October 28, 2024

Comerica Economic Weekly

Preview of the Week Ahead


The economic calendar this week will be among the busiest in 2024. The October jobs report will likely show a severe, but short-lived hit from hurricanes Helene and Milton. Employment probably rose at the slowest pace this year, and the disasters likely distorted the unemployment rate, average earnings, participation, and the average workweek. The report will tell us little about the economy’s trend. The job openings report, released with a one-month lag to the jobs report, is likely to show job openings held steady at around 8 million vacancies in September.

The “Advance” GDP report for the third quarter will likely show the economy was expanding solidly before the hurricanes struck. The September Personal Income and Outlays report will likewise show solid growth of incomes and spending capping off the quarter. The Personal Consumption Expenditures Price Index, the Fed’s preferred barometer of inflation, is expected to have risen at the slowest annual pace since early 2021, near the Fed’s 2% target, although core PCE inflation continues to run hotter.
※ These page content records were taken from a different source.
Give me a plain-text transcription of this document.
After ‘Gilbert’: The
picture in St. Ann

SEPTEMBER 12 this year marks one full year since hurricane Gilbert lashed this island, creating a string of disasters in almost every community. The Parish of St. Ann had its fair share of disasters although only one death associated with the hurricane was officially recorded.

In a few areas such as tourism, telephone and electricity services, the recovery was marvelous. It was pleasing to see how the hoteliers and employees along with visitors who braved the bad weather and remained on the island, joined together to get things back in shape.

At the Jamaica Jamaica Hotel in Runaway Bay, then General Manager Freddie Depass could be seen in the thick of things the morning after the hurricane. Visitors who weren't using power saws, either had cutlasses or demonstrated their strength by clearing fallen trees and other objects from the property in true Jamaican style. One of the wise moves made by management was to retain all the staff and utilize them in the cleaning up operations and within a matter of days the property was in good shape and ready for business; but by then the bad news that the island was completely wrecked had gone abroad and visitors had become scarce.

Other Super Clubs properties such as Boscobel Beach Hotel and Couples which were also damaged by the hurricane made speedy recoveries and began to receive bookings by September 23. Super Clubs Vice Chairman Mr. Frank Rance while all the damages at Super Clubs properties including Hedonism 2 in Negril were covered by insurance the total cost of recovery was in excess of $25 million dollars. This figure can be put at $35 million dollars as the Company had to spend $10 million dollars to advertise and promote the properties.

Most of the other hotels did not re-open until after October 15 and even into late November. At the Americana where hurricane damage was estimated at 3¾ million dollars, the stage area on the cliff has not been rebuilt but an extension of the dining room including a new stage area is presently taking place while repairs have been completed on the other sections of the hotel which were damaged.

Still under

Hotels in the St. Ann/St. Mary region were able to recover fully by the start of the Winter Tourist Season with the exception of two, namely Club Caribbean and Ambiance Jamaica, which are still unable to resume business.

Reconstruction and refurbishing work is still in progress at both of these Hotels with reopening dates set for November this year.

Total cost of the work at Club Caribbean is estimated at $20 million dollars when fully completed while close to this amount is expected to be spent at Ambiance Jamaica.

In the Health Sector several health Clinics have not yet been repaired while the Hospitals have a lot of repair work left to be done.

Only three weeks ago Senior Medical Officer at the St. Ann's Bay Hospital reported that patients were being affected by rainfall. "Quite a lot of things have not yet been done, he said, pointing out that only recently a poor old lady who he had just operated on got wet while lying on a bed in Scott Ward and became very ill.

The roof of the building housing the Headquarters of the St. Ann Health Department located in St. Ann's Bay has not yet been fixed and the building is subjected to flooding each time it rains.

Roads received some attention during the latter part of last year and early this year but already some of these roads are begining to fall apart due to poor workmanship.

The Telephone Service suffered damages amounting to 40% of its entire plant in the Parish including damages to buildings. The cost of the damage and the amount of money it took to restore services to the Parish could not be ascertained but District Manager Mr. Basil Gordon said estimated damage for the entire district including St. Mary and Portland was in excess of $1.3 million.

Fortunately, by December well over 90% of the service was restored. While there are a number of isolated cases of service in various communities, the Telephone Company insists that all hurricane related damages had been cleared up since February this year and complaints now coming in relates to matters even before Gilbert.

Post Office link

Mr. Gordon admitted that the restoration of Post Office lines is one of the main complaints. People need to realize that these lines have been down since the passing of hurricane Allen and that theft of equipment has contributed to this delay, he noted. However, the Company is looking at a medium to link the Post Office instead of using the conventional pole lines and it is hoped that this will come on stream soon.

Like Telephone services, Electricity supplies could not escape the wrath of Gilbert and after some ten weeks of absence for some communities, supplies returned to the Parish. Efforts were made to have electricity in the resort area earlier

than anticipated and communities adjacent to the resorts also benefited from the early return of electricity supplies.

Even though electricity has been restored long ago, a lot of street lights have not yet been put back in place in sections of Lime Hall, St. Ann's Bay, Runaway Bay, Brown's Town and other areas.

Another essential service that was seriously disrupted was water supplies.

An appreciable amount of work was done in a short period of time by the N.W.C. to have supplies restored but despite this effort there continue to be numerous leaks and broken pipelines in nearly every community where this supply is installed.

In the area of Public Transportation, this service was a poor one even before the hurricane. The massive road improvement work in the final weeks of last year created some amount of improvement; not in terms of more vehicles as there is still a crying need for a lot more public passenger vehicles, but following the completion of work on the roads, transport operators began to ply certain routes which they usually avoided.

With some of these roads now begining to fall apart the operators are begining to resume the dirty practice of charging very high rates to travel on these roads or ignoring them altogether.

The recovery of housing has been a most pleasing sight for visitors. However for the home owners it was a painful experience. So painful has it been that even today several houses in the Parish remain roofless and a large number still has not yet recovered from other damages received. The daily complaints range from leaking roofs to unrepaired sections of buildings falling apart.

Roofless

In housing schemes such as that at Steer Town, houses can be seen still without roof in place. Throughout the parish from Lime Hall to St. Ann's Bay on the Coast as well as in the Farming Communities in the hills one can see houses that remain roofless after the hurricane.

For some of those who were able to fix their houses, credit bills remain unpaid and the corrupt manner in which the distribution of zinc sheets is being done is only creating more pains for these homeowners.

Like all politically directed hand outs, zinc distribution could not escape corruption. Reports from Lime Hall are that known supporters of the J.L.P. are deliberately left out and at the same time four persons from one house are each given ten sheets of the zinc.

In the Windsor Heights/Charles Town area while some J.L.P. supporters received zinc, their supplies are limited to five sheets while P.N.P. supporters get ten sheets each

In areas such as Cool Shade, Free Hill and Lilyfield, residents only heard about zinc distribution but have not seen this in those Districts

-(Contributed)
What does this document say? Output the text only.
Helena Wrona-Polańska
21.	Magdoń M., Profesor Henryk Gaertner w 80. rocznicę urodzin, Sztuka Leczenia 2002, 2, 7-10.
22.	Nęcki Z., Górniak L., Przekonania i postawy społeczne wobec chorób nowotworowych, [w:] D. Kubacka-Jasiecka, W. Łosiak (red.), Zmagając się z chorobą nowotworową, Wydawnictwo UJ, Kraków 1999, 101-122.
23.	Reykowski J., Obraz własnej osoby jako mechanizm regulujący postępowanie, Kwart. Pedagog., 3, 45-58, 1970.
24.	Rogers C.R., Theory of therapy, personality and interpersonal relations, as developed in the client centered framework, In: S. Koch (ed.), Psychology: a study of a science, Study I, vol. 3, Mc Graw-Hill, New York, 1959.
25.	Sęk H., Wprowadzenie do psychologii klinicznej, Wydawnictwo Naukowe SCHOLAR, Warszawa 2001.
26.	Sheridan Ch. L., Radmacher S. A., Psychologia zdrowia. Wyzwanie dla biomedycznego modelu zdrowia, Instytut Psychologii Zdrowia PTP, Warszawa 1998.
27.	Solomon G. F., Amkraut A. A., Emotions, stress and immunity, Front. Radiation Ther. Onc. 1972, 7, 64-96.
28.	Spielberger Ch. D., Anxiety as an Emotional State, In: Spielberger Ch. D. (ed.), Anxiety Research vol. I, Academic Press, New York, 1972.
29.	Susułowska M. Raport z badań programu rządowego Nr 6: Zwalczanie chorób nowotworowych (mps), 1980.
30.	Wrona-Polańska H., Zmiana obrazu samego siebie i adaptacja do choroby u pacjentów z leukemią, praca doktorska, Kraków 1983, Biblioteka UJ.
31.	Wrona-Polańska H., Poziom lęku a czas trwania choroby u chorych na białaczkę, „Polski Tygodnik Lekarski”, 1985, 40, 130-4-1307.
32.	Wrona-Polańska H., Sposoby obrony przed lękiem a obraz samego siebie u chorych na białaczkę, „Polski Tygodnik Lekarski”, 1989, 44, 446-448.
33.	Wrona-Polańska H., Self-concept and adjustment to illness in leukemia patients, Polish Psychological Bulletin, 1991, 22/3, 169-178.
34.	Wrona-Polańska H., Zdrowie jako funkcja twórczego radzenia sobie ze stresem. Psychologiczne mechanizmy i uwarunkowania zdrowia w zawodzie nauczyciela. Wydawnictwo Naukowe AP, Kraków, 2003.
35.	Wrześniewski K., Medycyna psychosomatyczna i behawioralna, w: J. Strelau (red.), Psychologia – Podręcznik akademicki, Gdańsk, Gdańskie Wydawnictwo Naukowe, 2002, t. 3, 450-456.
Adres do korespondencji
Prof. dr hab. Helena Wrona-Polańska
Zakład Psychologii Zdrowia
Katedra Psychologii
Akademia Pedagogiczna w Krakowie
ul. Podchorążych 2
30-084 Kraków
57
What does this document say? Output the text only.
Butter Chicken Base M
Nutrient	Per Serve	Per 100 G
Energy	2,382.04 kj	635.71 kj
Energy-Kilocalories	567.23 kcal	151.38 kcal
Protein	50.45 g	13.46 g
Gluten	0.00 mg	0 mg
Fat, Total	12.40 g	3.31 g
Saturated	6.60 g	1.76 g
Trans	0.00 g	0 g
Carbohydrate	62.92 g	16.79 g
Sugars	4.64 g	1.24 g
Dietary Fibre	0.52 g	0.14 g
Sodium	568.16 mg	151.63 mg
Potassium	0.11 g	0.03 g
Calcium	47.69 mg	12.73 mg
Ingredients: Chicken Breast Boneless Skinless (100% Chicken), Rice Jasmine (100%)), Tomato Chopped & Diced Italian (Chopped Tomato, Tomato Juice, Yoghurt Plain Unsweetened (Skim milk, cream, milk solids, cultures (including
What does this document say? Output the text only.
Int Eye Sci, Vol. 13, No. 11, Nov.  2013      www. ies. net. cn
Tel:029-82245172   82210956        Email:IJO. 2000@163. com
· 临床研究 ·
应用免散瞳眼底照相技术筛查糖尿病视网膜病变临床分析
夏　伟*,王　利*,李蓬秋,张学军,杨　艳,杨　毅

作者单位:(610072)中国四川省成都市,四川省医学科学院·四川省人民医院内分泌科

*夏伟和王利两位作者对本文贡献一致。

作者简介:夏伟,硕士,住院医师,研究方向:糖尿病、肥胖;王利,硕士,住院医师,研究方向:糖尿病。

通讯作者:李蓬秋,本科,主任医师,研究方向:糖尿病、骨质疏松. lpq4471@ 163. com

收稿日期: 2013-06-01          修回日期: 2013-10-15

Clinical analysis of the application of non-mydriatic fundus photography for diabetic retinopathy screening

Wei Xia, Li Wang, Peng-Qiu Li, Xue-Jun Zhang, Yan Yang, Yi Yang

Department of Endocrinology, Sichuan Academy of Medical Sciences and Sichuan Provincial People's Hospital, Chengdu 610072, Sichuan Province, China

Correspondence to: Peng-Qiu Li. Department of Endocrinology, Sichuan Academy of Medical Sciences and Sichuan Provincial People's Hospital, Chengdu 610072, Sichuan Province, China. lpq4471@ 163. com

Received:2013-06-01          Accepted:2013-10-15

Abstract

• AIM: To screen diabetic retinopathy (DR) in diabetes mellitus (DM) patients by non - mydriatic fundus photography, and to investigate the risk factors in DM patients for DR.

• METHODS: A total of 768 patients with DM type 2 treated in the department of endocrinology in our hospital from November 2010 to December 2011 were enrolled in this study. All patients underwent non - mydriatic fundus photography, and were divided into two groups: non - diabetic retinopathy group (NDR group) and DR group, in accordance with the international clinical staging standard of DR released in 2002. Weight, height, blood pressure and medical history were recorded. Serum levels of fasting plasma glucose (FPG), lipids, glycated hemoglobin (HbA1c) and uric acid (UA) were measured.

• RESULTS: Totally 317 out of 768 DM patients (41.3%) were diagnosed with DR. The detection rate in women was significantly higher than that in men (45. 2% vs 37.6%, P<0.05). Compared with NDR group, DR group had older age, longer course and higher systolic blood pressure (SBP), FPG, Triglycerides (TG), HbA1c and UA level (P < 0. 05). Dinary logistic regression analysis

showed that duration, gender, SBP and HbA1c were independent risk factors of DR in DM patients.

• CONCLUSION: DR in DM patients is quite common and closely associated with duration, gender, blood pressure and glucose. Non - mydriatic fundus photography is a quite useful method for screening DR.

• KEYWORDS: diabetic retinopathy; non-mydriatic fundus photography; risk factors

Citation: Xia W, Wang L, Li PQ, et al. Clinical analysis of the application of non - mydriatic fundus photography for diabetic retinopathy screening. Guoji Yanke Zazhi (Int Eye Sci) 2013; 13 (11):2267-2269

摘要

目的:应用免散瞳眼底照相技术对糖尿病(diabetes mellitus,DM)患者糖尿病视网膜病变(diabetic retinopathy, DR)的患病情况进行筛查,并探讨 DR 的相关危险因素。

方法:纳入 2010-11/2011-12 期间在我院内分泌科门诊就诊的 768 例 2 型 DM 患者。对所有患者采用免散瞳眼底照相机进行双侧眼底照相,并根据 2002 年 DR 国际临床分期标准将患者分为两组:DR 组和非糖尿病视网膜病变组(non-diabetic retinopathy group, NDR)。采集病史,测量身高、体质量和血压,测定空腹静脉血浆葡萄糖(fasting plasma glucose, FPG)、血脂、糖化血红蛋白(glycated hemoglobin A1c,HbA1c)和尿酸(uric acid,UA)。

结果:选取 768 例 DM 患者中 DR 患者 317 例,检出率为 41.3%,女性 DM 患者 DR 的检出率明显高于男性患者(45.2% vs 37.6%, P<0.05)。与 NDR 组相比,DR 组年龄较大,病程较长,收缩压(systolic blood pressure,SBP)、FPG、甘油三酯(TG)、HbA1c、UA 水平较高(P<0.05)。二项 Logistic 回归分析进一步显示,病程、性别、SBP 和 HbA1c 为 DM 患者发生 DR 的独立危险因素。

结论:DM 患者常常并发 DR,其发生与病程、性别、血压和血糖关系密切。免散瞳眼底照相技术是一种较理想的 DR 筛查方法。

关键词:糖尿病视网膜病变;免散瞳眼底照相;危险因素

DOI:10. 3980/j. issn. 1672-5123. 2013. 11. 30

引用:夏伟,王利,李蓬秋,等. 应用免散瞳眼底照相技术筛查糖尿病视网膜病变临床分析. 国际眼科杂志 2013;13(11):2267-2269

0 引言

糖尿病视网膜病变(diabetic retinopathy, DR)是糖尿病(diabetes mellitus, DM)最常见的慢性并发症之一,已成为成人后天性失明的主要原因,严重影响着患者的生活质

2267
Home prices are expected to have risen modestly in September, at a slower annual pace than in August. The ISM Manufacturing PMI, like its S&P Global equivalent, is anticipated to show the manufacturing sector in contraction. Overall construction spending probably edged higher on the back of an uptick in nonresidential construction expenditures.  Vehicle sales were likely little changed on the month in October, but will pick up later this year as auto loan rates fall, and as Americans who lost cars to the hurricanes start replacing them.


The Week in Review


Reflecting continued strained affordability, house sales remain weak overall. Sales of existing homes, which accounted for nearly 80% of homes sold last month, fell by 1.0% to an annualized rate of 3.840 million units, the lowest level in nearly 15 years. The median sale price rose 3.0% on the year. Listings, which have risen every month this year, climbed again to 1.390 million units and represent 4.3 months of supply at last months’ rate of sales. New home sales, which account for around 20% of homes sold, jumped a larger than expected 4.1% to an annualized rate of 738,000 units, near the highest since the Fed started raising rates in early 2022. The prior three months’ sales, however, were revised down substantially. The median price of a new home sold, $426,300, was essentially unchanged from a year earlier, while inventory of new homes for sale pulled back to a still ample 7.6 months’ of supply.

The October flash releases of S&P Global’s Manufacturing and Services PMIs were largely in line with expectations. Activity in the manufacturing sector contracted for a third successive month, albeit at a slower pace. The services sector, on the other hand, rose further into solidly expansionary territory. Manufacturers’ order books fell for the fourth consecutive month. Service-providers, by contrast, reported the largest increase in orders in nearly two and a half years. The disparities in new workflows suggest the divergence between manufacturers and service-providers is likely to continue. Input costs eased, while prices charged rose at the slowest pace since May 2020.